En dépit de ces mesures, les doses de produits chimiques restent donc très préoccupantes dans les eaux européennes. Et ce tout particulièrement pour les polluants persistants, qui demeurent dans les mers et rivières bien après les mesures de réduction de leurs émissions. D'autant que l'AEE pointe la sous-estimation de certaines de ces substances hydrophobes, qui s'accumulent davantage dans les sédiments et les organismes vivants que dans les eaux où elles sont mesurées.

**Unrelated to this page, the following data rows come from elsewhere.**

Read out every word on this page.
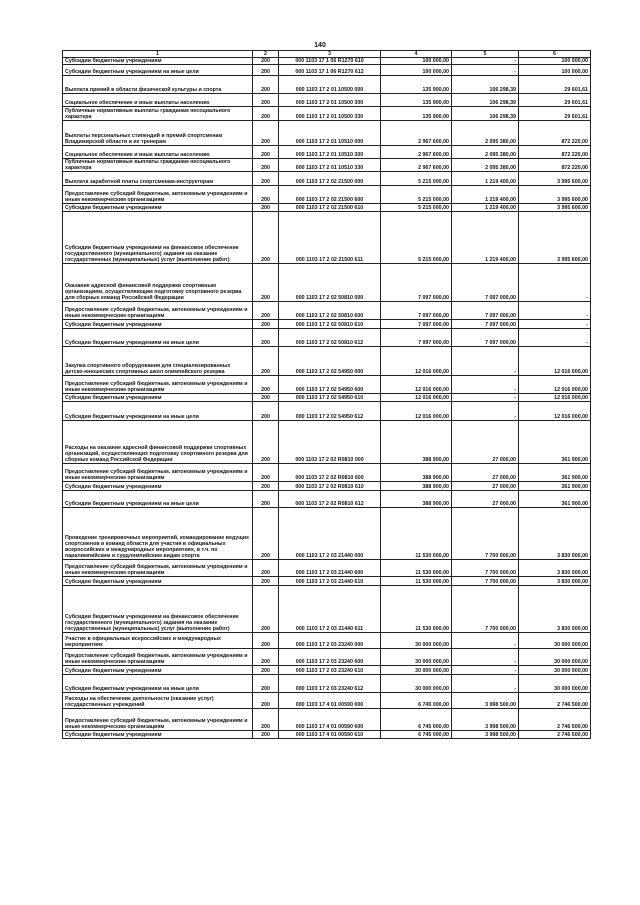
140
1	2	3	4	5	6
Субсидии бюджетным учреждениям	200	000 1103 17 1 06 R1270 610	100 000,00	-	100 000,00
Субсидии бюджетным учреждениям на иные цели	200	000 1103 17 1 06 R1270 612	100 000,00	-	100 000,00
Выплата премий в области физической культуры и спорта	200	000 1103 17 2 01 10500 000	135 900,00	106 298,39	29 601,61
Социальное обеспечение и иные выплаты населению	200	000 1103 17 2 01 10500 300	135 900,00	106 298,39	29 601,61
Публичные нормативные выплаты гражданам несоциального характера	200	000 1103 17 2 01 10500 330	135 900,00	106 298,39	29 601,61
Выплаты персональных стипендий и премий спортсменам Владимирской области и их тренерам	200	000 1103 17 2 01 10510 000	2 967 600,00	2 095 380,00	872 220,00
Социальное обеспечение и иные выплаты населению	200	000 1103 17 2 01 10510 300	2 967 600,00	2 095 380,00	872 220,00
Публичные нормативные выплаты гражданам несоциального характера	200	000 1103 17 2 01 10510 330	2 967 600,00	2 095 380,00	872 220,00
Выплата заработной платы спортсменам-инструкторам	200	000 1103 17 2 02 21500 000	5 215 000,00	1 219 400,00	3 995 600,00
Предоставление субсидий бюджетным, автономным учреждениям и иным некоммерческим организациям	200	000 1103 17 2 02 21500 600	5 215 000,00	1 219 400,00	3 995 600,00
Субсидии бюджетным учреждениям	200	000 1103 17 2 02 21500 610	5 215 000,00	1 219 400,00	3 995 600,00
Субсидии бюджетным учреждениям на финансовое обеспечение государственного (муниципального) задания на оказание государственных (муниципальных) услуг (выполнение работ)	200	000 1103 17 2 02 21500 611	5 215 000,00	1 219 400,00	3 995 600,00
Оказание адресной финансовой поддержки спортивным организациям, осуществляющим подготовку спортивного резерва для сборных команд Российской Федерации	200	000 1103 17 2 02 50810 000	7 097 000,00	7 097 000,00	-
Предоставление субсидий бюджетным, автономным учреждениям и иным некоммерческим организациям	200	000 1103 17 2 02 50810 600	7 097 000,00	7 097 000,00	-
Субсидии бюджетным учреждениям	200	000 1103 17 2 02 50810 610	7 097 000,00	7 097 000,00	-
Субсидии бюджетным учреждениям на иные цели	200	000 1103 17 2 02 50810 612	7 097 000,00	7 097 000,00	-
Закупка спортивного оборудования для специализированных детско-юношеских спортивных школ олимпийского резерва	200	000 1103 17 2 02 54950 000	12 016 000,00	-	12 016 000,00
Предоставление субсидий бюджетным, автономным учреждениям и иным некоммерческим организациям	200	000 1103 17 2 02 54950 600	12 016 000,00	-	12 016 000,00
Субсидии бюджетным учреждениям	200	000 1103 17 2 02 54950 610	12 016 000,00	-	12 016 000,00
Субсидии бюджетным учреждениям на иные цели	200	000 1103 17 2 02 54950 612	12 016 000,00	-	12 016 000,00
Расходы на оказание адресной финансовой поддержки спортивных организаций, осуществляющих подготовку спортивного резерва для сборных команд Российской Федерации	200	000 1103 17 2 02 R0810 000	388 900,00	27 000,00	361 900,00
Предоставление субсидий бюджетным, автономным учреждениям и иным некоммерческим организациям	200	000 1103 17 2 02 R0810 600	388 900,00	27 000,00	361 900,00
Субсидии бюджетным учреждениям	200	000 1103 17 2 02 R0810 610	388 900,00	27 000,00	361 900,00
Субсидии бюджетным учреждениям на иные цели	200	000 1103 17 2 02 R0810 612	388 900,00	27 000,00	361 900,00
Проведение тренировочных мероприятий, командирование ведущих спортсменов и команд области для участия в официальных всероссийских и международных мероприятиях, в т.ч. по паралимпийским и сурдлимпийским видам спорта	200	000 1103 17 2 03 21440 000	11 530 000,00	7 700 000,00	3 830 000,00
Предоставление субсидий бюджетным, автономным учреждениям и иным некоммерческим организациям	200	000 1103 17 2 03 21440 600	11 530 000,00	7 700 000,00	3 830 000,00
Субсидии бюджетным учреждениям	200	000 1103 17 2 03 21440 610	11 530 000,00	7 700 000,00	3 830 000,00
Субсидии бюджетным учреждениям на финансовое обеспечение государственного (муниципального) задания на оказание государственных (муниципальных) услуг (выполнение работ)	200	000 1103 17 2 03 21440 611	11 530 000,00	7 700 000,00	3 830 000,00
Участие в официальных всероссийских и международных мероприятиях	200	000 1103 17 2 03 23240 000	30 000 000,00	-	30 000 000,00
Предоставление субсидий бюджетным, автономным учреждениям и иным некоммерческим организациям	200	000 1103 17 2 03 23240 600	30 000 000,00	-	30 000 000,00
Субсидии бюджетным учреждениям	200	000 1103 17 2 03 23240 610	30 000 000,00	-	30 000 000,00
Субсидии бюджетным учреждениям на иные цели	200	000 1103 17 2 03 23240 612	30 000 000,00	-	30 000 000,00
Расходы на обеспечение деятельности (оказание услуг) государственных учреждений	200	000 1103 17 4 01 00590 000	6 745 000,00	3 998 500,00	2 746 500,00
Предоставление субсидий бюджетным, автономным учреждениям и иным некоммерческим организациям	200	000 1103 17 4 01 00590 600	6 745 000,00	3 998 500,00	2 746 500,00
Субсидии бюджетным учреждениям	200	000 1103 17 4 01 00590 610	6 745 000,00	3 998 500,00	2 746 500,00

Mis à part la nécessaire prise en compte des polluants émergeants, l'agence préconise également de mieux considérer les potentiels effets cocktails de ces différentes substances combinées dans un même espace aquatique. Autre sujet de préoccupation croissant : le réchauffement climatique. Ce dernier complexifie encore la question des produits chimiques dans l'eau, via divers facteurs. Tout d'abord, l'augmentation des précipitations gonfle l'afflux des polluants des villes et de l'agriculture dans les eaux souterraines, les rivières et les mers. L'érosion des côtes va également libérer davantage de ces substances dans les océans. A l'inverse, les sécheresses, de plus en plus fréquentes, diminuent le cours des rivières et donc leur capacité de dilution des polluants. La hausse de la température des eaux peut également interagir avec les polluants, impactant notamment le système immunitaire des organismes aquatiques. Enfin, l'acidification des océans due au CO2 modifie la spéciation des métaux dans ces eaux, et donc leur toxicité pour les organismes vivants.
Pour remédier à la concentration de produits chimiques dans les eaux, l'AEE évoque une amélioration de leur traitement, notamment pour le surplus des eaux en villes lors de fortes précipitations. Mais l'enjeu majeur reste, pour l'agence, de réduire à la source ces substances dangereuses, notamment en encourageant la chimie verte et en instaurant une première législation européenne dans ce secteur.